Boston Scientific has received the US Food and Drug Administration (FDA) approval for its IntellaTip MiFi XP catheter and 510(k) clearance for its Zurpaz 8.5F steerable sheath.
The IntellaTip MiFi XP is a high resolution catheter that provides information about tip location and helps electrophysiologists to assess lesion maturation and differentiate viable from non-viable tissue.
The IntellaTip MiFi XP is indicated for ablation of atrial flutter, a cardiac abnormality that affects nearly one million people in the US.
It is the only available catheter in the market to provide high resolution electrograms of the heart.
Boston Scientific electrophysiology general manager Pete Sommerness noted that following the recent FDA 510(k) clearance of the company’s novel Rhythmia Mapping System, adding the IntellaTip MiFi XP to its portfolio further reinforces its commitment to redefining ablation and diagnostic tools for the EP physician, especially since the catheter is compatible with the Rhythmia system.

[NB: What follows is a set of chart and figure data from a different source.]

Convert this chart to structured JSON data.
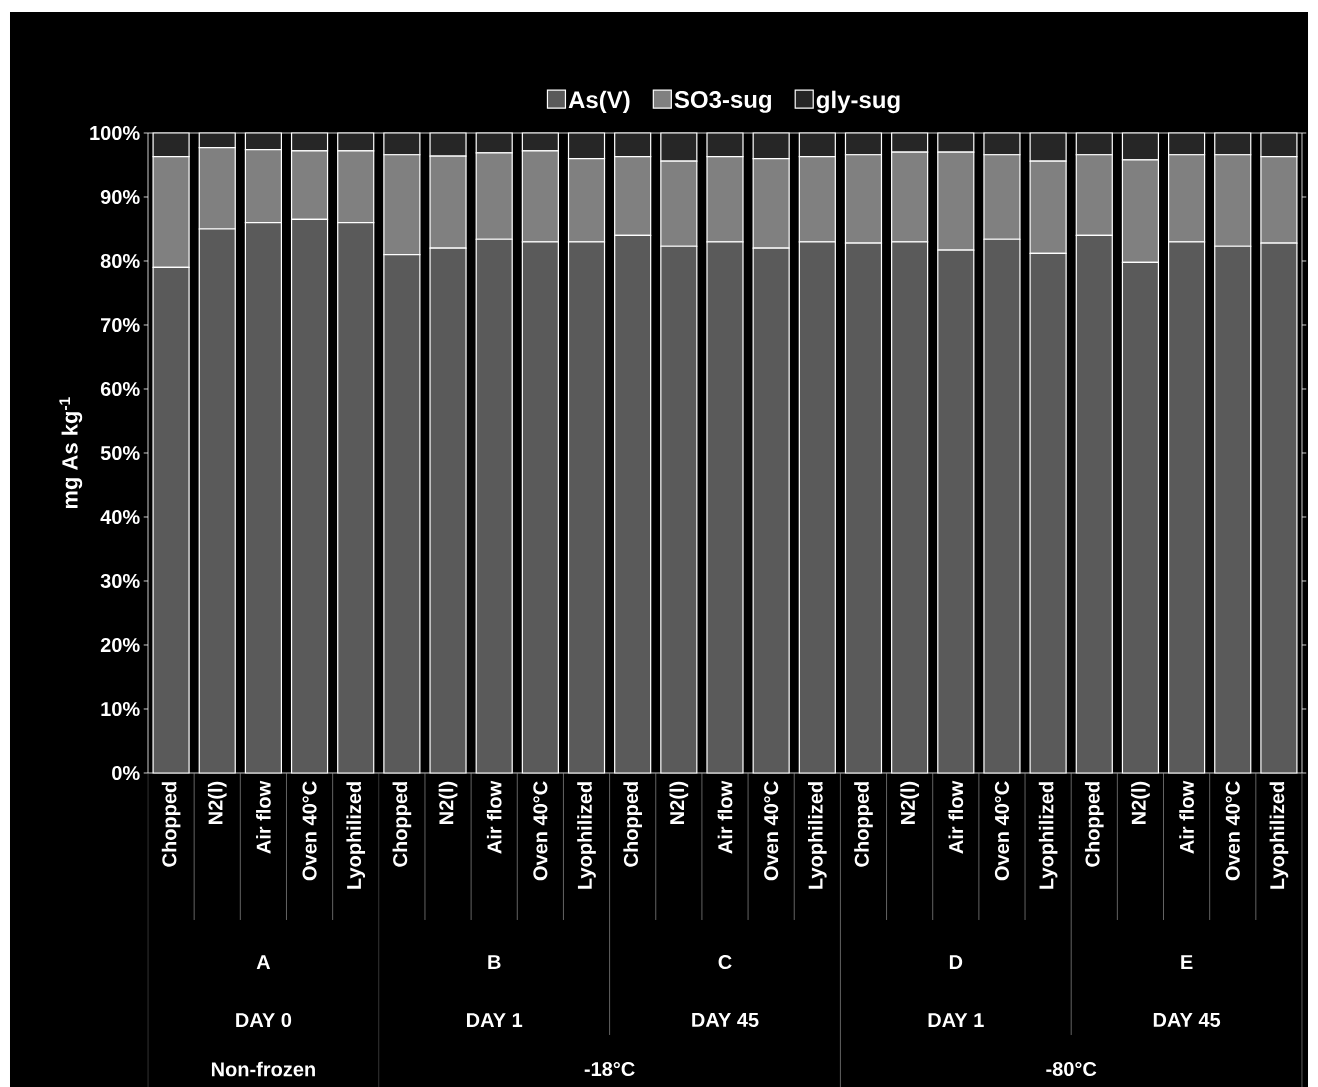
{
  "chart_data": {
    "type": "bar",
    "stacked": true,
    "ylabel": "mg As kg$^{-1}$",
    "categories": [
      "Chopped",
      "N2(l)",
      "Air flow",
      "Oven 40°C",
      "Lyophilized",
      "Chopped",
      "N2(l)",
      "Air flow",
      "Oven 40°C",
      "Lyophilized",
      "Chopped",
      "N2(l)",
      "Air flow",
      "Oven 40°C",
      "Lyophilized",
      "Chopped",
      "N2(l)",
      "Air flow",
      "Oven 40°C",
      "Lyophilized",
      "Chopped",
      "N2(l)",
      "Air flow",
      "Oven 40°C",
      "Lyophilized"
    ],
    "series": [
      {
        "name": "As(V)",
        "color": "#5a5a5a",
        "values": [
          79,
          85,
          86,
          86.5,
          86,
          81,
          82,
          83.4,
          83,
          83,
          84,
          82.3,
          83,
          82,
          83,
          82.8,
          83,
          81.7,
          83.4,
          81.2,
          84,
          79.8,
          83,
          82.3,
          82.8
        ]
      },
      {
        "name": "SO3-sug",
        "color": "#808080",
        "values": [
          17.3,
          12.7,
          11.4,
          10.7,
          11.2,
          15.6,
          14.4,
          13.5,
          14.2,
          13,
          12.3,
          13.3,
          13.3,
          14,
          13.3,
          13.8,
          14,
          15.3,
          13.2,
          14.4,
          12.6,
          16,
          13.6,
          14.3,
          13.5
        ]
      },
      {
        "name": "gly-sug",
        "color": "#262626",
        "values": [
          3.7,
          2.3,
          2.6,
          2.8,
          2.8,
          3.4,
          3.6,
          3.1,
          2.8,
          4,
          3.7,
          4.4,
          3.7,
          4,
          3.7,
          3.4,
          3,
          3,
          3.4,
          4.4,
          3.4,
          4.2,
          3.4,
          3.4,
          3.7
        ]
      }
    ],
    "ylim": [
      0,
      100
    ],
    "yticks": [
      {
        "value": 0,
        "label": "0%"
      },
      {
        "value": 10,
        "label": "10%"
      },
      {
        "value": 20,
        "label": "20%"
      },
      {
        "value": 30,
        "label": "30%"
      },
      {
        "value": 40,
        "label": "40%"
      },
      {
        "value": 50,
        "label": "50%"
      },
      {
        "value": 60,
        "label": "60%"
      },
      {
        "value": 70,
        "label": "70%"
      },
      {
        "value": 80,
        "label": "80%"
      },
      {
        "value": 90,
        "label": "90%"
      },
      {
        "value": 100,
        "label": "100%"
      }
    ],
    "legend": "top",
    "annotations": [
      "A",
      "B",
      "C",
      "D",
      "E",
      "DAY 0",
      "DAY 1",
      "DAY 45",
      "DAY 1",
      "DAY 45",
      "Non-frozen",
      "-18°C",
      "-80°C"
    ]
  }
}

"We believe that the IntellaTip MiFi XP approval, combined with the introduction of our Zurpaz steerable sheath, demonstrates how we are delivering on our promise to provide electrophysiologists with meaningful innovation and complete solutions," Sommerness added.

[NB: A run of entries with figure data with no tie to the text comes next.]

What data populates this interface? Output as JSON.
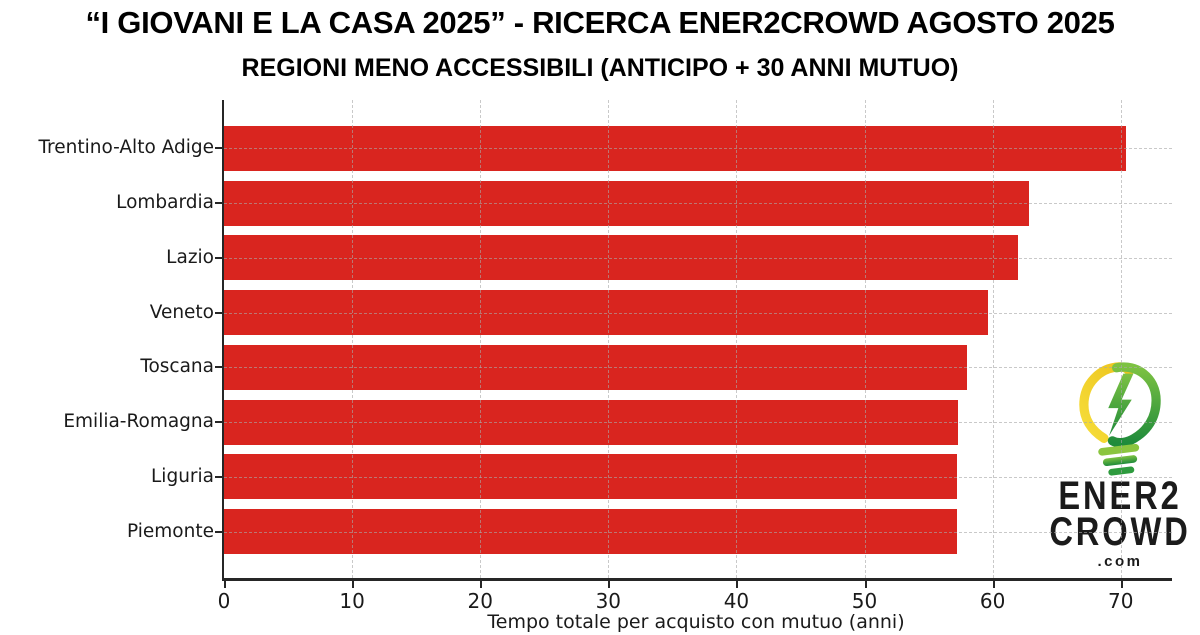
{
  "chart_data": {
    "type": "bar",
    "orientation": "horizontal",
    "title": "“I GIOVANI E LA CASA 2025” - RICERCA ENER2CROWD AGOSTO 2025",
    "subtitle": "REGIONI MENO ACCESSIBILI (ANTICIPO + 30 ANNI MUTUO)",
    "categories": [
      "Trentino-Alto Adige",
      "Lombardia",
      "Lazio",
      "Veneto",
      "Toscana",
      "Emilia-Romagna",
      "Liguria",
      "Piemonte"
    ],
    "values": [
      70.4,
      62.8,
      62.0,
      59.6,
      58.0,
      57.3,
      57.2,
      57.2
    ],
    "xlabel": "Tempo totale per acquisto con mutuo (anni)",
    "xlim": [
      0,
      74
    ],
    "xticks": [
      0,
      10,
      20,
      30,
      40,
      50,
      60,
      70
    ],
    "grid": "dashed gridlines drawn over bars, both axes",
    "legend": "none",
    "bar_color": "#d9251f",
    "axis_color": "#262626"
  },
  "logo": {
    "line1": "ENER2",
    "line2": "CROWD",
    "line3": ".com",
    "icon": "lightbulb-energy-leaf-icon",
    "colors": {
      "yellow": "#f2ce24",
      "green_light": "#7dc242",
      "green_dark": "#1f8b3b",
      "text": "#1b1b1b"
    }
  }
}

The FDA also cleared Zurpaz 8.5F steerable sheath, used to access the heart during catheter placement in a variety of procedures including treatment of atrial flutter, atrial fibrillation and ventricular tachycardia.
The soft distal tip, advanced shaft and an intuitive ergonomic handle help clinicians to deliver catheters consistently and safely during electrophysiology procedures.